Solo un autore come Emir Kusturica poteva realizzare un film su Diego Armando Maradona. Maradona, il miglior giocatore di tutti i tempi. La classe congelata nel sinistro (e nella mano) di Dio. Il Signore del Pallone, l’incarnazione del Verbo calcistico. Emir ci ha messo tre anni per realizzare questo documentario, passando da immagini di repertorio al folklore naïf argentino (peccato ce ne sia poco di quello napoletano, unico nel globo), da momenti in famiglia a crisi personali. Dalla nascita del Mito all’impegno politico e sociale, passando per la droga, la riabilitazione, i demoni interiori che sconvolgono la vita di un campione. Ascesa e declino, proprio come in un film. I gol magici si susseguono come la visione critica di un universo capace di cambiare soltanto stando dalla parte giusta. A sinistra del potere. Quel ruolo imparato sui libri di Che Guevara, a colloquio con Fidel Castro, su un palco con Evo Morales e Hugo Chávez. Una posizione conquistata con i due gol all’Inghilterra nei quarti di finale del mondiale ’86 in Messico, siglando il gol del secolo. Maradona è così, un uomo confuso e sincero, spontaneo e perso, la cui identità rimane ignota anche dopo novanta minuti in sala.

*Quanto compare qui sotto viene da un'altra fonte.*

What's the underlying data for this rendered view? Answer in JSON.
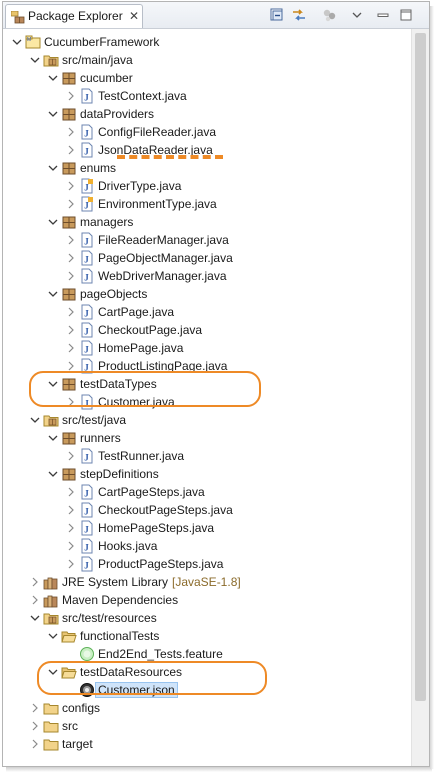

Restano i suoi gol, la sua fantasia, le emozioni dispensate con le maglie dell’Argentinos Juniors, del Boca, del Barcellona, del Napoli e della nazionale. Sempre a Sud del mondo. Un senso totale di devozione, suggellato dalla Chiesa Maradoniana che accoglie i fedeli con la maglia numero 10 ed un rito che rievoca quella mano che spinge il pallone alle spalle di Shilton. Kusturica partecipa divertito, mescola fino all’eccesso tutti i materiali che ha a disposizione (giungendo addirittura a delle parti animate stile Monty Python con God Save the Queen versione Sex Pistols in sottofondo), scopre quanto siano vicini l’Est dell’Europa e il Sud dell’America, ne diventa complice, amico, familiare. Immagina El Pibe de Oro come protagonista dei suoi stessi film (oltre che ideale attore prediletto di Sergio Leone e Sam Peckinpah), nella Sarajevo in procinto di cambiare di Ti ricordi di Dolly Bell? (Sjecas li se, Dolly Bell, 1981), nei toni surreali tra vita e morte (l’intreccio di Thanatos e Eros ricreato dal tango assume una valenza essenziale) di Gatto nero, gatto bianco (Crna macka, beli macor, 1998), nei ricordi d’infanzia e nella nobiltà ereditaria dei poveri in Papà … è in viaggio d’affari (Otac na sluzbenom putu, 1985). È così che Maradona by Kusturica diventa anche una ricognizione sul regista serbo, pienamente assorbito dalla materia trattata, quasi divorato dall’ossessione per il proprio lavoro, la propria arte e le proprie passioni.


Solo un autore come Emir Kusturica poteva realizzare un film su Diego Armando Maradona. Girando anche un film su se stesso. Perché il cinema è come il calcio e Diego Armando è come il Jake LaMotta di Robert De Niro in Raging Bull (Toro scatenato, 1980). L’unica differenza è che lui usa i piedi invece dei pugni. In fondo si tratta di un attore, un attore sopraffino che interpreta un solo ruolo, quello di Maradona: «Ho due sogni: il primo è di giocare la Coppa del Mondo, il secondo è di vincerla».